In his regular New York Times column, Mark Hulbert looks at the stock market’s behavior since the credit crisis began and references a 2001 academic study to glean some insight as to what we can learn from these types of periods. He writes, “you can view the markets’ behavior since mid-2007 as a textbook illustration of a statistical pattern uncovered years ago by two finance professors, Lubos Pastor of the University of Chicago and Robert F. Stambaugh of the Wharton School of the University of Pennsylvania. They found that the financial markets are always vulnerable to what they called a liquidity shock — a sudden tightening of credit.”
According to Lasse Pedersen, a finance professor at New York University, this research can help us understand what has happened in the last 18 months. It also provides some clues for what could happen in the future.
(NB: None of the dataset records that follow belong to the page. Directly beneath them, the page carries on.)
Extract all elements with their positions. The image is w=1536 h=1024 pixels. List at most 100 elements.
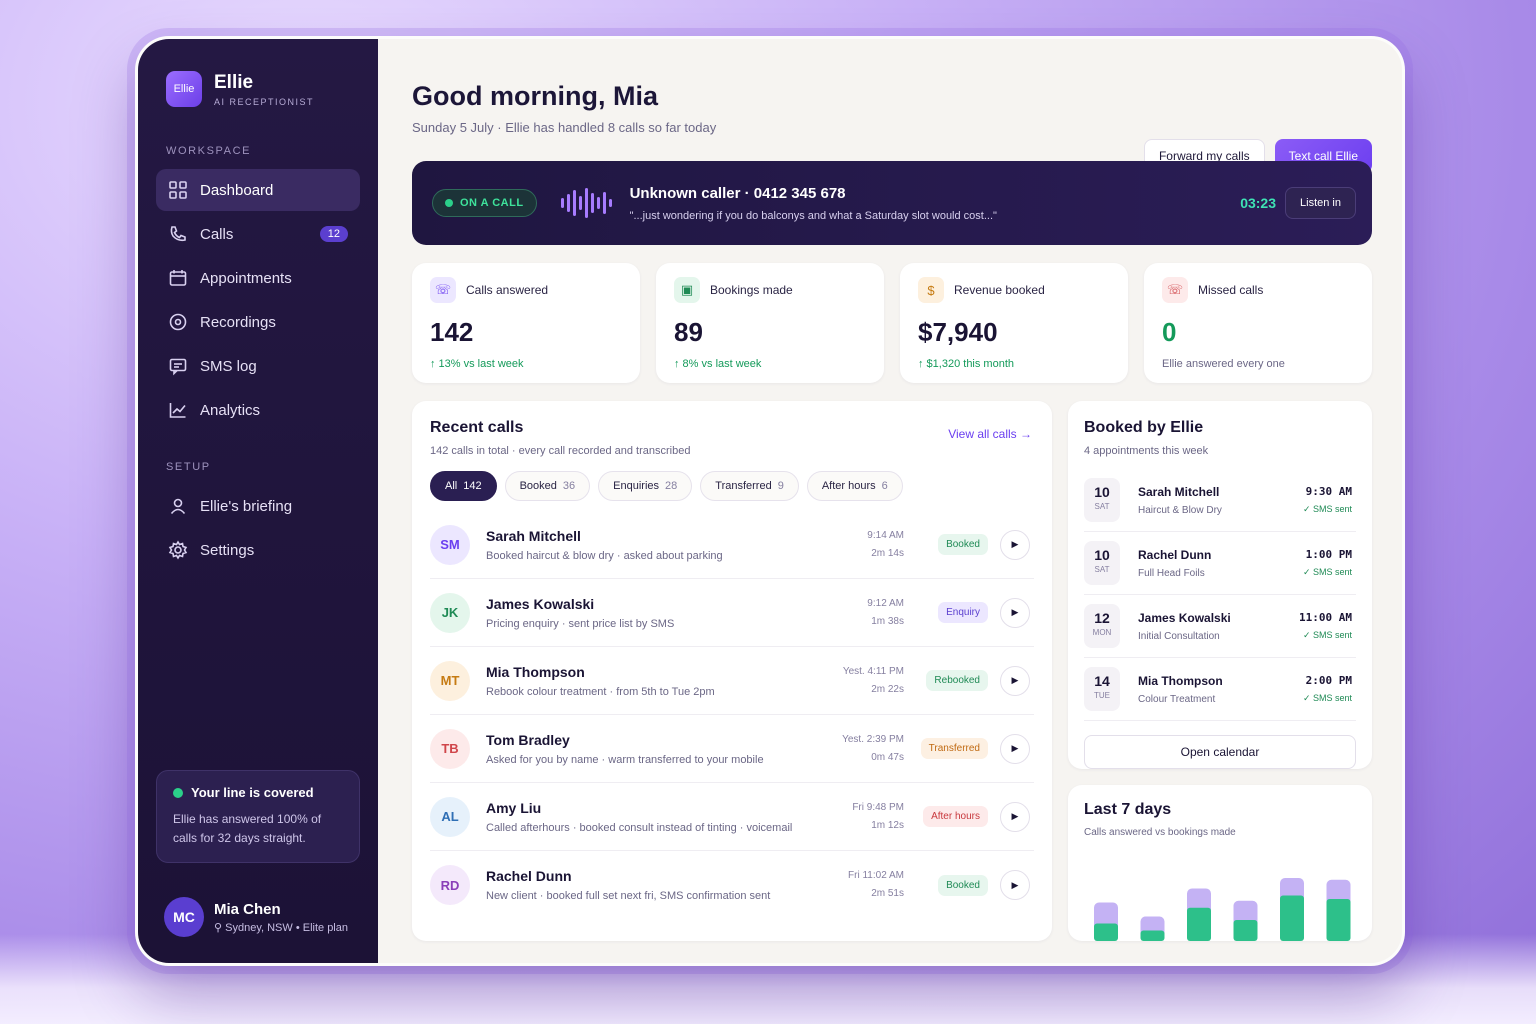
service-name: Haircut & Blow Dry [1138,504,1222,516]
main-content: Good morning, Mia Sunday 5 July · Ellie … [378,39,1402,963]
sidebar-item-analytics[interactable]: Analytics [156,389,360,431]
caller-name: Unknown caller · 0412 345 678 [629,184,846,202]
chip-label: After hours [821,480,876,492]
filter-chip-transferred[interactable]: Transferred 9 [700,471,799,501]
list-item[interactable]: 10 SAT Rachel Dunn Full Head Foils 1:00 … [1084,532,1356,595]
filter-chip-enquiries[interactable]: Enquiries 28 [598,471,693,501]
appointment-date: 14 TUE [1084,667,1120,711]
sidebar-item-appointments[interactable]: Appointments [156,257,360,299]
page-title: Good morning, Mia [412,81,658,111]
chart-bar-bookings [1280,895,1304,941]
recent-calls-card: Recent calls 142 calls in total · every … [412,401,1052,941]
appointment-info: Sarah Mitchell Haircut & Blow Dry [1138,485,1222,516]
appointment-date: 10 SAT [1084,541,1120,585]
call-timestamp: Yest. 4:11 PM [842,665,904,677]
stat-head: $ Revenue booked [918,277,1110,303]
stat-label: Revenue booked [954,283,1045,297]
list-item[interactable]: 14 TUE Mia Thompson Colour Treatment 2:0… [1084,658,1356,721]
appointment-weekday: TUE [1094,691,1110,700]
phone-icon [168,224,188,244]
sidebar-item-recordings[interactable]: Recordings [156,301,360,343]
play-icon[interactable]: ▶ [1000,733,1030,764]
stat-head: ▣ Bookings made [674,277,866,303]
waveform-icon [560,188,612,218]
play-icon[interactable]: ▶ [1000,665,1030,696]
service-name: Colour Treatment [1138,693,1216,705]
list-item[interactable]: 12 MON James Kowalski Initial Consultati… [1084,595,1356,658]
live-dot-icon [445,199,453,207]
chart-subtitle: Calls answered vs bookings made [1084,827,1236,838]
sidebar-item-sms-log[interactable]: SMS log [156,345,360,387]
filter-chip-all[interactable]: All 142 [430,471,497,501]
sidebar-item-briefing[interactable]: Ellie's briefing [156,485,360,527]
chart-bar-bookings [1233,920,1258,941]
table-row[interactable]: SM Sarah Mitchell Booked haircut & blow … [430,511,1034,579]
table-row[interactable]: JK James Kowalski Pricing enquiry · sent… [430,579,1034,647]
user-profile[interactable]: MC Mia Chen ⚲ Sydney, NSW • Elite plan [164,897,348,937]
sidebar-item-label: Recordings [200,313,276,331]
appointment-info: Rachel Dunn Full Head Foils [1138,548,1211,579]
client-name: James Kowalski [1138,610,1231,625]
chip-count: 28 [665,480,678,492]
list-item[interactable]: 10 SAT Sarah Mitchell Haircut & Blow Dry… [1084,469,1356,532]
stat-label: Bookings made [710,283,793,297]
chip-count: 36 [562,480,576,492]
sidebar-item-label: Analytics [200,401,261,419]
play-icon[interactable]: ▶ [1000,801,1030,832]
call-time: Yest. 4:11 PM 2m 22s [843,663,904,699]
user-icon [168,496,188,516]
sidebar-item-settings[interactable]: Settings [156,529,360,571]
coverage-card: Your line is covered Ellie has answered … [156,770,360,863]
call-timestamp: 9:12 AM [867,597,904,609]
chart-bar-bookings [1140,930,1165,941]
listen-in-button[interactable]: Listen in [1285,187,1356,219]
sidebar-item-calls[interactable]: Calls 12 [156,213,360,255]
caller-name: Mia Thompson [486,663,585,680]
call-timestamp: 9:14 AM [867,529,904,541]
open-calendar-button[interactable]: Open calendar [1084,735,1356,769]
play-icon[interactable]: ▶ [1000,529,1030,560]
filter-chip-booked[interactable]: Booked 36 [504,471,591,501]
call-info: James Kowalski Pricing enquiry · sent pr… [486,596,674,630]
table-row[interactable]: RD Rachel Dunn New client · booked full … [430,851,1034,919]
call-time: 9:12 AM 1m 38s [867,595,904,631]
right-column: Booked by Ellie 4 appointments this week… [1068,401,1372,941]
message-icon [168,356,188,376]
stat-card-revenue: $ Revenue booked $7,940 ↑ $1,320 this mo… [900,263,1128,383]
play-icon[interactable]: ▶ [1000,597,1030,628]
sidebar-item-label: Appointments [200,269,292,287]
user-location-plan: Sydney, NSW • Elite plan [225,921,348,934]
table-row[interactable]: AL Amy Liu Called afterhours · booked co… [430,783,1034,851]
caller-name: James Kowalski [486,595,595,612]
stat-label: Missed calls [1198,283,1264,297]
play-icon[interactable]: ▶ [1000,870,1030,900]
filter-chip-after-hours[interactable]: After hours 6 [806,471,903,501]
appointment-weekday: MON [1092,628,1112,637]
recent-calls-title: Recent calls [430,419,524,436]
status-badge: Booked [938,874,988,896]
caller-name: Sarah Mitchell [486,527,581,544]
appointment-time: 1:00 PM [1305,548,1352,561]
coverage-text: Ellie has answered 100% of calls for 32 … [173,812,322,845]
stat-head: ☏ Calls answered [430,277,622,303]
chip-count: 142 [463,480,482,492]
table-row[interactable]: MT Mia Thompson Rebook colour treatment … [430,647,1034,715]
coverage-title: Your line is covered [191,785,314,800]
calls-count-badge: 12 [319,226,348,242]
avatar: SM [430,524,470,565]
appointment-status: 9:30 AM ✓ SMS sent [1303,485,1352,515]
call-status-label: ON A CALL [460,197,524,209]
chip-label: Transferred [715,480,772,492]
call-summary: Rebook colour treatment · from 5th to Tu… [486,685,715,698]
status-badge: Booked [938,534,988,555]
chip-label: Booked [519,480,557,492]
sidebar-item-dashboard[interactable]: Dashboard [156,169,360,211]
table-row[interactable]: TB Tom Bradley Asked for you by name · w… [430,715,1034,783]
view-all-calls-link[interactable]: View all calls → [948,427,1032,441]
stat-label: Calls answered [466,283,549,297]
call-info: Rachel Dunn New client · booked full set… [486,868,770,902]
dollar-icon: $ [918,277,944,303]
appointment-weekday: SAT [1094,502,1110,511]
appointment-date: 12 MON [1084,604,1120,648]
call-summary: Pricing enquiry · sent price list by SMS [486,617,675,630]
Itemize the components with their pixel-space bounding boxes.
For example, Hulbert writes that “the research has found that when liquidity shocks occur, they are so intense that the securities most vulnerable to them predictably provide higher longer-term returns. This happens, Professor Pastor said in an interview, because these securities must compensate investors for the risk of big losses during those shocks.”
“According to the research,” Hulbert adds, “once a liquidity crisis passes, other factors come to the fore, and securities that have risen in price, like Treasury bonds, are then likely to perform poorly. By contrast, the best performers will be those securities that have lost the most during past credit crises — not just during the current one. Convertible bonds and junk bonds are two obvious categories that should do particularly well, but others, including stocks, should also benefit.”